Uncharitably, SHIBA is a Ponzi scheme everyone wants to ride and get out of before it pops. Charitably, it is a more convenient way than credit cards to do electronic financial transactions. While there are better places to park your money1 it works fine as a temporary store of value to use for online transactions.
What is Bitcoin worth?
Owning Bitcoin allows you to send Bitcoin transactions2. The nature of Bitcoin is the Red Queen’s problem: nobody profits from the transaction fees. Right now, there is a competition to burn as much energy as possible to ensure nobody gets any profit. For some reason, the community thinks this is a good thing.
Currently, the price of a Bitcoin transaction is around 3 dollars. This seems like a high but ultimately reasonable fee. However, the price is denominated in Bitcoin3. The price is a variable number of Satoshis per byte4. People with a potential desire to send Bitcoin transactions in the future need to horde Bitcoin to be able to send those transactions later.
Based on the value of these transactions, I estimate a coin value of $7000 to $10000 per coin.
Bitcoin is not the check. It is the postage stamp.
In the 1950s, some people purchased postage stamps as investments. There was the possibility of stamps having serious value to collectors in the future, and even without that, surely they could not decrease in value compared to holding cash.
Except they have decreased in value.

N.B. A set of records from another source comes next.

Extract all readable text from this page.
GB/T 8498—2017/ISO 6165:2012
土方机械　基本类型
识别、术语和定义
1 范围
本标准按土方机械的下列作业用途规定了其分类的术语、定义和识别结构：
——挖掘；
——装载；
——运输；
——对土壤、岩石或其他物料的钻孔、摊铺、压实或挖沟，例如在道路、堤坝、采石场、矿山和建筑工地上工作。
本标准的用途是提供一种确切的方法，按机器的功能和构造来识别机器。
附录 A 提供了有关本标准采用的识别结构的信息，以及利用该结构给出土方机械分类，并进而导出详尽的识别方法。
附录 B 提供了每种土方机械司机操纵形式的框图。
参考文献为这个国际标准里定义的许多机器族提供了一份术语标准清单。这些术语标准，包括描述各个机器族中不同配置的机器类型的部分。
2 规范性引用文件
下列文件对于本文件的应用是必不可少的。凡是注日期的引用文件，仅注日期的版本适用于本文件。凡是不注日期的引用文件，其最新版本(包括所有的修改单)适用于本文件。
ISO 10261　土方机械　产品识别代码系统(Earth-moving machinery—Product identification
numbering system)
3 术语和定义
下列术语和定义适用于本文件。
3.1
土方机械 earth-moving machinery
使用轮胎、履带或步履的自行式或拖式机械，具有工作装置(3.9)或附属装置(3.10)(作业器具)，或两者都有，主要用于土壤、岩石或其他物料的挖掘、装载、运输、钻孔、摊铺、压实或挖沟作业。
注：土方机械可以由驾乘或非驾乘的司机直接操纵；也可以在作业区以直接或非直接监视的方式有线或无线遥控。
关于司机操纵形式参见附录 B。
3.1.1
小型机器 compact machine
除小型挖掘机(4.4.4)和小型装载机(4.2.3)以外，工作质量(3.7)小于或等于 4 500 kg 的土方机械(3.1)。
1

You can buy old postage stamps for around 50% of face value. A 3c stamp purchased in 1950 would have allowed you to send one first-class letter, something that costs 58c today. Today that stamp is worth only about 1.5c. Adjusting for inflation, it has lost 97% of its value.
Today, the USPS issues “forever” stamps, so the hoarder of today’s stamps will presumably lose less than 97% of their money over the course of the next 70 years.

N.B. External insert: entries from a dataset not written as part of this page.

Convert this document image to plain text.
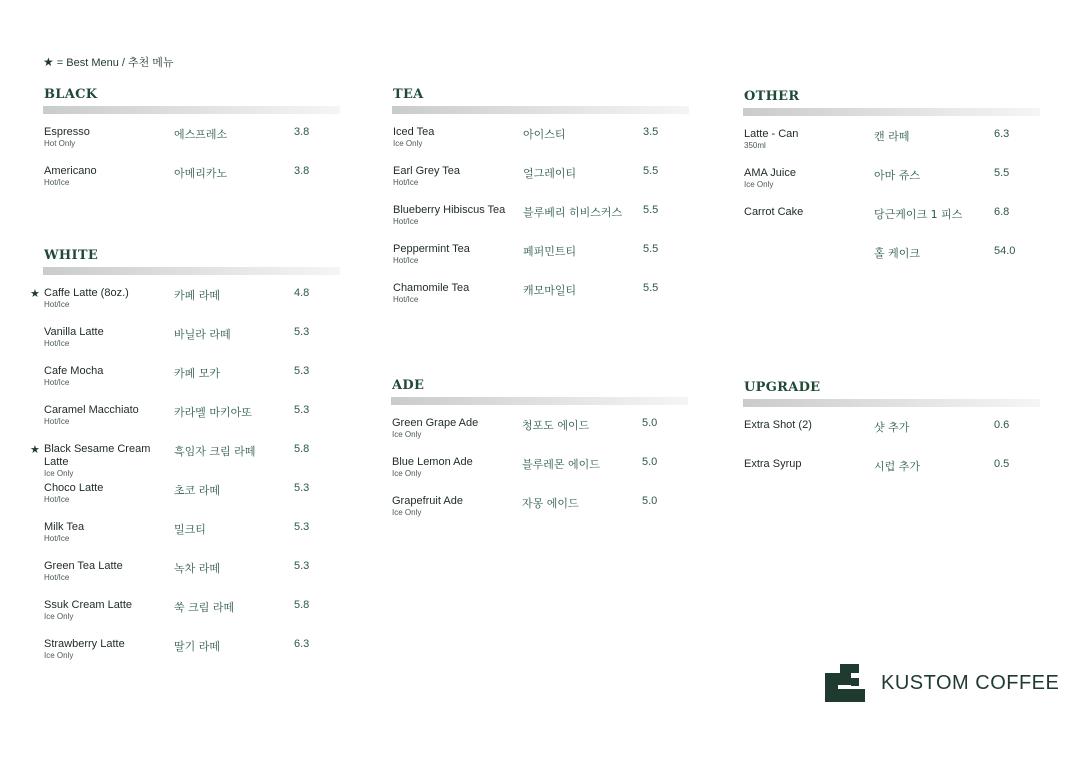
★ = Best Menu / 추천 메뉴
BLACK
Espresso
Hot Only
에스프레소	3.8
Americano
Hot/Ice
아메리카노	3.8
WHITE
★ Caffe Latte (8oz.)
Hot/Ice
카페 라떼	4.8
Vanilla Latte
Hot/Ice
바닐라 라떼	5.3
Cafe Mocha
Hot/Ice
카페 모카	5.3
Caramel Macchiato
Hot/Ice
카라멜 마키아또	5.3
★ Black Sesame Cream Latte
Ice Only
흑임자 크림 라떼	5.8
Choco Latte
Hot/Ice
초코 라떼	5.3
Milk Tea
Hot/Ice
밀크티	5.3
Green Tea Latte
Hot/Ice
녹차 라떼	5.3
Ssuk Cream Latte
Ice Only
쑥 크림 라떼	5.8
Strawberry Latte
Ice Only
딸기 라떼	6.3
TEA
Iced Tea
Ice Only
아이스티	3.5
Earl Grey Tea
Hot/Ice
얼그레이티	5.5
Blueberry Hibiscus Tea
Hot/Ice
블루베리 히비스커스 5.5
Peppermint Tea
Hot/Ice
페퍼민트티	5.5
Chamomile Tea
Hot/Ice
캐모마일티	5.5
ADE
Green Grape Ade
Ice Only
청포도 에이드	5.0
Blue Lemon Ade
Ice Only
블루레몬 에이드	5.0
Grapefruit Ade
Ice Only
자몽 에이드	5.0
OTHER
Latte - Can
350ml
캔 라떼	6.3
AMA Juice
Ice Only
아마 쥬스	5.5
Carrot Cake	당근케이크 1 피스	6.8
홀 케이크	54.0
UPGRADE
Extra Shot (2)	샷 추가	0.6
Extra Syrup	시럽 추가	0.5
KUSTOM COFFEE
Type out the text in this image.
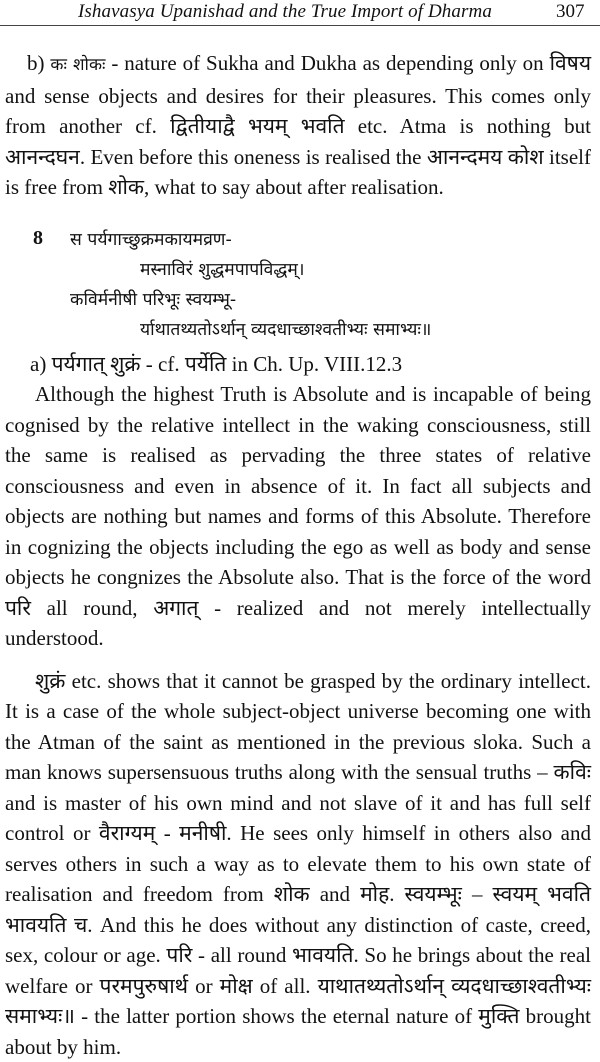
Ishavasya Upanishad and the True Import of Dharma	307

b) कः शोकः - nature of Sukha and Dukha as depending only on विषय and sense objects and desires for their pleasures. This comes only from another cf. द्वितीयाद्वै भयम् भवति etc. Atma is nothing but आनन्दघन. Even before this oneness is realised the आनन्दमय कोश itself is free from शोक, what to say about after realisation.

8 स पर्यगाच्छुक्रमकायमव्रण-
मस्नाविरं शुद्धमपापविद्धम्।
कविर्मनीषी परिभूः स्वयम्भू-
र्याथातथ्यतोऽर्थान् व्यदधाच्छाश्वतीभ्यः समाभ्यः॥

a) पर्यगात् शुक्रं - cf. पर्येति in Ch. Up. VIII.12.3

Although the highest Truth is Absolute and is incapable of being cognised by the relative intellect in the waking consciousness, still the same is realised as pervading the three states of relative consciousness and even in absence of it. In fact all subjects and objects are nothing but names and forms of this Absolute. Therefore in cognizing the objects including the ego as well as body and sense objects he congnizes the Absolute also. That is the force of the word परि all round, अगात् - realized and not merely intellectually understood.

शुक्रं etc. shows that it cannot be grasped by the ordinary intellect. It is a case of the whole subject-object universe becoming one with the Atman of the saint as mentioned in the previous sloka. Such a man knows supersensuous truths along with the sensual truths – कविः and is master of his own mind and not slave of it and has full self control or वैराग्यम् - मनीषी. He sees only himself in others also and serves others in such a way as to elevate them to his own state of realisation and freedom from शोक and मोह. स्वयम्भूः – स्वयम् भवति भावयति च. And this he does without any distinction of caste, creed, sex, colour or age. परि - all round भावयति. So he brings about the real welfare or परमपुरुषार्थ or मोक्ष of all. याथातथ्यतोऽर्थान् व्यदधाच्छाश्वतीभ्यः समाभ्यः॥ - the latter portion shows the eternal nature of मुक्ति brought about by him.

In conclusion: if you could buy “forever” first-class stamps for 1c each, it would be a great investment. That is about what Bitcoin in 2017 was. Today, they are sold for 650c on the secondary market; it is far cheaper to wait for the bubble to burst unless you really need to use stamps now.
PS: What about NFTs?
What about them? Most of them are scams or money laundering. The BAYC is the Patek Philippe watch of a club of Bitcoin millionaires, most of whom didn’t pay the outrageous prices in the first place. I’m not sure what Beeple did to get millions. And as for most of the rest … at some point soon there will be so many NFTs that the illusion of scarcity will pop.

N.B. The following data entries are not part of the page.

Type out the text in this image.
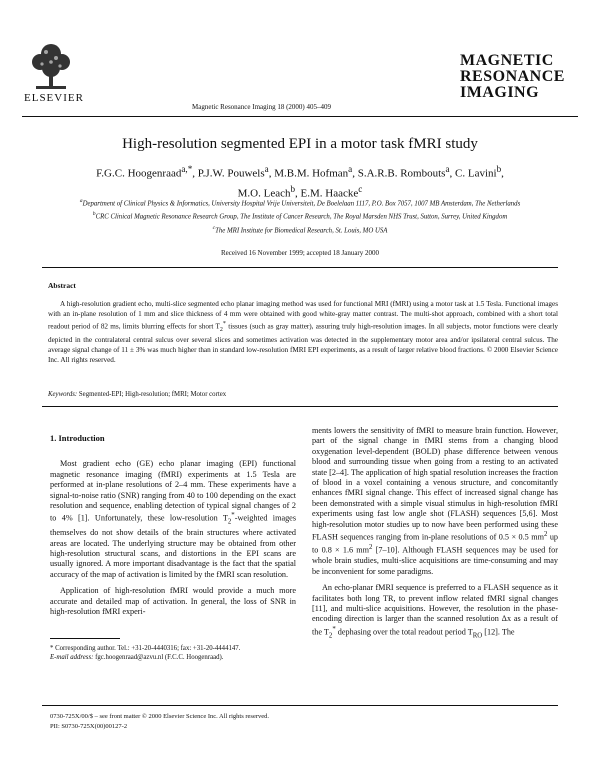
ELSEVIER
Magnetic Resonance Imaging 18 (2000) 405–409
MAGNETIC
RESONANCE
IMAGING
High-resolution segmented EPI in a motor task fMRI study
F.G.C. Hoogenraad$^{a,*}$, P.J.W. Pouwels$^a$, M.B.M. Hofman$^a$, S.A.R.B. Rombouts$^a$, C. Lavini$^b$,
M.O. Leach$^b$, E.M. Haacke$^c$
$^a$Department of Clinical Physics & Informatics, University Hospital Vrije Universiteit, De Boelelaan 1117, P.O. Box 7057, 1007 MB Amsterdam, The Netherlands
$^b$CRC Clinical Magnetic Resonance Research Group, The Institute of Cancer Research, The Royal Marsden NHS Trust, Sutton, Surrey, United Kingdom
$^c$The MRI Institute for Biomedical Research, St. Louis, MO USA
Received 16 November 1999; accepted 18 January 2000
Abstract
A high-resolution gradient echo, multi-slice segmented echo planar imaging method was used for functional MRI (fMRI) using a motor task at 1.5 Tesla. Functional images with an in-plane resolution of 1 mm and slice thickness of 4 mm were obtained with good white-gray matter contrast. The multi-shot approach, combined with a short total readout period of 82 ms, limits blurring effects for short $T_2^*$ tissues (such as gray matter), assuring truly high-resolution images. In all subjects, motor functions were clearly depicted in the contralateral central sulcus over several slices and sometimes activation was detected in the supplementary motor area and/or ipsilateral central sulcus. The average signal change of 11 ± 3% was much higher than in standard low-resolution fMRI EPI experiments, as a result of larger relative blood fractions. © 2000 Elsevier Science Inc. All rights reserved.
Keywords: Segmented-EPI; High-resolution; fMRI; Motor cortex
1. Introduction

Most gradient echo (GE) echo planar imaging (EPI) functional magnetic resonance imaging (fMRI) experiments at 1.5 Tesla are performed at in-plane resolutions of 2–4 mm. These experiments have a signal-to-noise ratio (SNR) ranging from 40 to 100 depending on the exact resolution and sequence, enabling detection of typical signal changes of 2 to 4% [1]. Unfortunately, these low-resolution $T_2^*$-weighted images themselves do not show details of the brain structures where activated areas are located. The underlying structure may be obtained from other high-resolution structural scans, and distortions in the EPI scans are usually ignored. A more important disadvantage is the fact that the spatial accuracy of the map of activation is limited by the fMRI scan resolution.

Application of high-resolution fMRI would provide a much more accurate and detailed map of activation. In general, the loss of SNR in high-resolution fMRI experi-

* Corresponding author. Tel.: +31-20-4440316; fax: +31-20-4444147.
E-mail address: fgc.hoogenraad@azvu.nl (F.C.C. Hoogenraad).

ments lowers the sensitivity of fMRI to measure brain function. However, part of the signal change in fMRI stems from a changing blood oxygenation level-dependent (BOLD) phase difference between venous blood and surrounding tissue when going from a resting to an activated state [2–4]. The application of high spatial resolution increases the fraction of blood in a voxel containing a venous structure, and concomitantly enhances fMRI signal change. This effect of increased signal change has been demonstrated with a simple visual stimulus in high-resolution fMRI experiments using fast low angle shot (FLASH) sequences [5,6]. Most high-resolution motor studies up to now have been performed using these FLASH sequences ranging from in-plane resolutions of 0.5 × 0.5 $mm^2$ up to 0.8 × 1.6 $mm^2$ [7–10]. Although FLASH sequences may be used for whole brain studies, multi-slice acquisitions are time-consuming and may be inconvenient for some paradigms.

An echo-planar fMRI sequence is preferred to a FLASH sequence as it facilitates both long TR, to prevent inflow related fMRI signal changes [11], and multi-slice acquisitions. However, the resolution in the phase-encoding direction is larger than the scanned resolution Δx as a result of the $T_2^*$ dephasing over the total readout period $T_{RO}$ [12]. The

0730-725X/00/$ – see front matter © 2000 Elsevier Science Inc. All rights reserved.
PII: S0730-725X(00)00127-2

I am still trying to figure out how to set up an ecosystem denominated in SPY. My understanding is that a stable-coin pegged to $SPY would be illegal in the US. Then again, I didn’t start a stable-coin pegged to the USD in 2016 because I thought that was illegal.
Why are Bitcoin transactions valuable? Most commonly, drug dealing and money laundering - though you can use any cryptocoin for that. But also, various Smart Contracts really do need to rely on Nakamoto Consensus for time-keeping, and to do so they may have to own (and occasionally transact) in Bitcoin.
Due to the extreme price volatility, no sane person would denominate any future liability in Bitcoin if they could avoid it. The one situation that cannot be avoided is Bitcoin transactions themselves.
Bitcoin, if it had rational governance, would go to a larger blocksize and a fixed satoshi-per-byte transaction fee. It would also cut the block reward, relying solely on transaction fees.